As a friend wisely noted this week, if baseball treated their shrine like the Basketball Hall of Fame, he'd be in already.

Don Mattingly

Cases No. 1 and 3 in this list aren't examples of anti-Yankee bias; they're counterarguments insinuating that the Hall of Fame should maybe be something it's not.

Case No. 2? A clear example of anti-Yankee bias, where nobody wants to induct the most famous man in baseball at his peak because ... he got injured too soon? So did Mauer, a decidedly less renowned player than Don Mattingly. Let's have the conversation, especially since the two were offensive clones, both before and after their respective injury breakdowns.

Mauer began his career as a mega-star catcher, then became a solid first baseman in a last-ditch attempt to preserve the bat, which didn't play as well at his new position. Mattingly? He was a first baseman all the way, burning bright before flaming out (though, again, during the flameout, he still won Gold Gloves and batted equivalently to Mauer).

Was Mattingly a stellar fielder, in addition to his .327/.372/.529 line through the age of 27? If elected, he would be only the third Hall of Fame first baseman to have captured a Gold Glove, following behind Jeff Bagwell and Eddie Murray. He won nine of them.

To those of us who didn't watch him live, who didn't bask in his mega-watt glow, who are only reading defensive anecdotes and staring at 161 OPS+ follow-ups to 156 OPS+ MVP seasons, it's impossible to believe his bWAR of 42.4 accurately reflects his contributions. For those who want to use the metric to dismiss him on sight, you're more than welcome to. Everyone else has, including the Veterans Committee that denied him entry last winter and pushed his next opportunity to 2026. The man didn't walk much. Sue him.

Mattingly's peak WAR, though, proves he was not the also-ran his total portrays him as. For his peak seven years, his 35.7 mark rivals Fred McGriff (36.0) and Tony Peréz (36.5), while outclassing slam-dunk inductee Orlando Cepeda (34.5) and accused steroid user David Ortiz (35.2), who did not play defense and was welcomed into the hallowed halls smiling.

Mattingly, the rare Yankees Captain to never win a World Series or postseason series, deserves a more nuanced appraisal of his short-term wizardy, which made him an icon and still leaps off the page today.

Thurman Munson

Again, what matters to you? Should the Hall of Fame reward a long-term dedication to accruing counting numbers? Should it accurately tell the story of baseball? Should it grant entry to heroes who transcended on-field play, spreading their story? It should probably do all three.

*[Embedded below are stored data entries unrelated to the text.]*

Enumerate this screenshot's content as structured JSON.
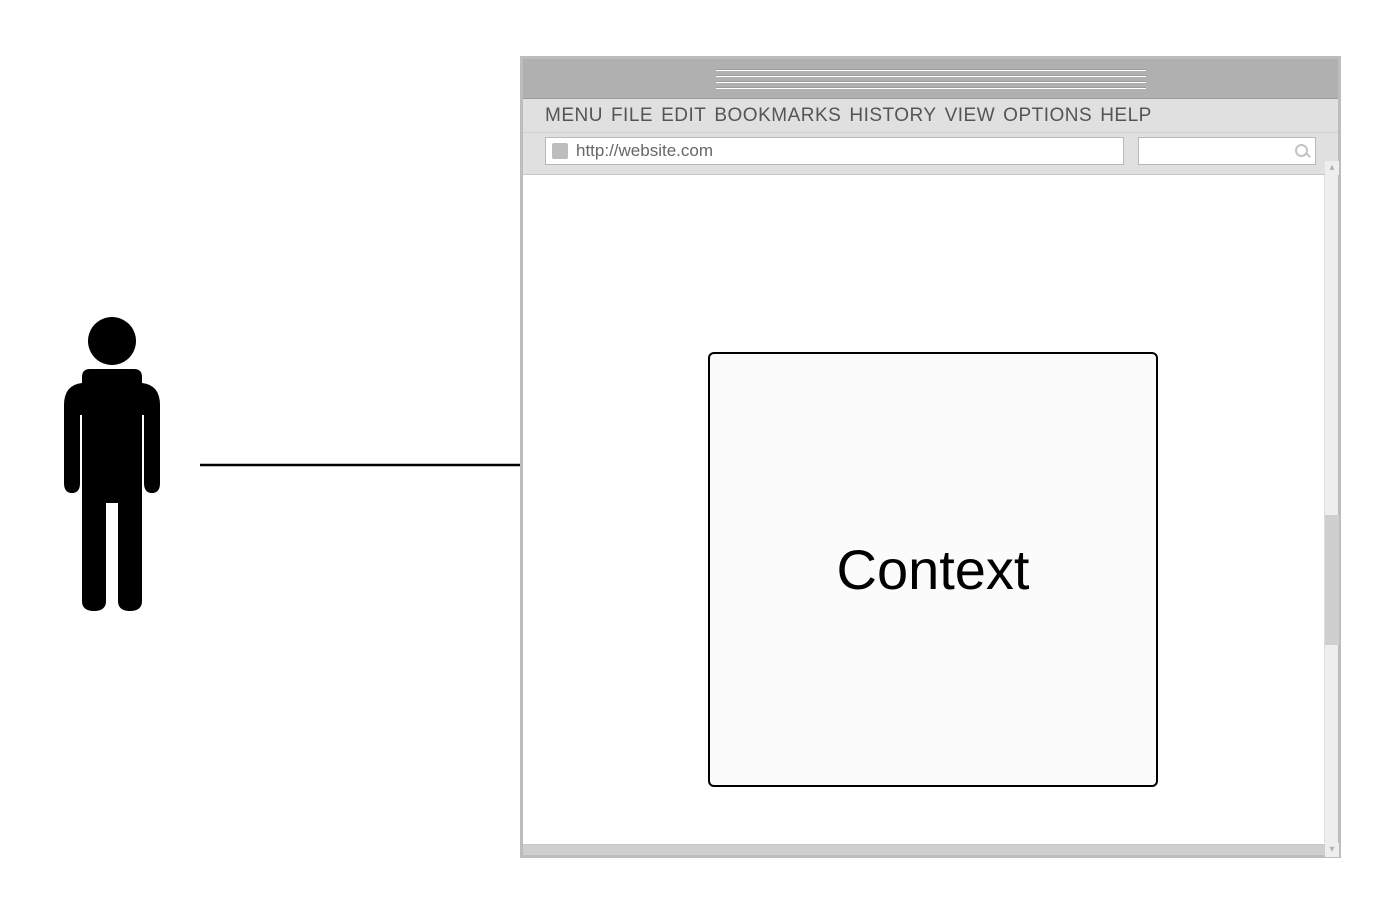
{
  "menu": {
    "items": [
      "MENU",
      "FILE",
      "EDIT",
      "BOOKMARKS",
      "HISTORY",
      "VIEW",
      "OPTIONS",
      "HELP"
    ]
  },
  "address": {
    "url": "http://website.com"
  },
  "content": {
    "context_label": "Context"
  }
}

So it's an odd oversight that Thurman Munson, the snarling face of the 1970s Yankees-Red Sox rivalry -- in its absolute heyday -- remains unrecognized.

When the game's other icons have passed away startlingly young, the Hall has opened its doors to them early, almost as a method of grievance. When Munson was tragically taken in a 1979 plane crash, the Hall didn't hold a special election, but waited until the 1981 cycle. He peaked at 15.5%, then dipped for 15 years before dissolving in the rain. Guess Munson should've compiled a decade's worth of middling seasons in the '80s like Carlton Fisk instead of passing away.

Munson's 11-year career might've been slowing down anyway at the time of his death, if his aching knees had anything to say about it. The 32-year-old had already built up an extremely impressive body of work, however, supplementing his iconography with 46.1 bWAR, a Rookie of the Year win, an MVP, two other top-10 finishes, seven All-Star Games, and batting averages of .529, .320 and .320 in his three World Series.

When the 1977-1978 Yankees needed a big hit, they relied on either Reggie Jackson to leave the yard or Munson to put together a grind-it-out at-bat to punish a tired pitcher. Both men earned their places in Cooperstown, and it's completely bizarre that no tragic exception was made for Munson. The voters made their voices heard for the 15 years from 1981-1995 and, quite frankly, they got it wrong.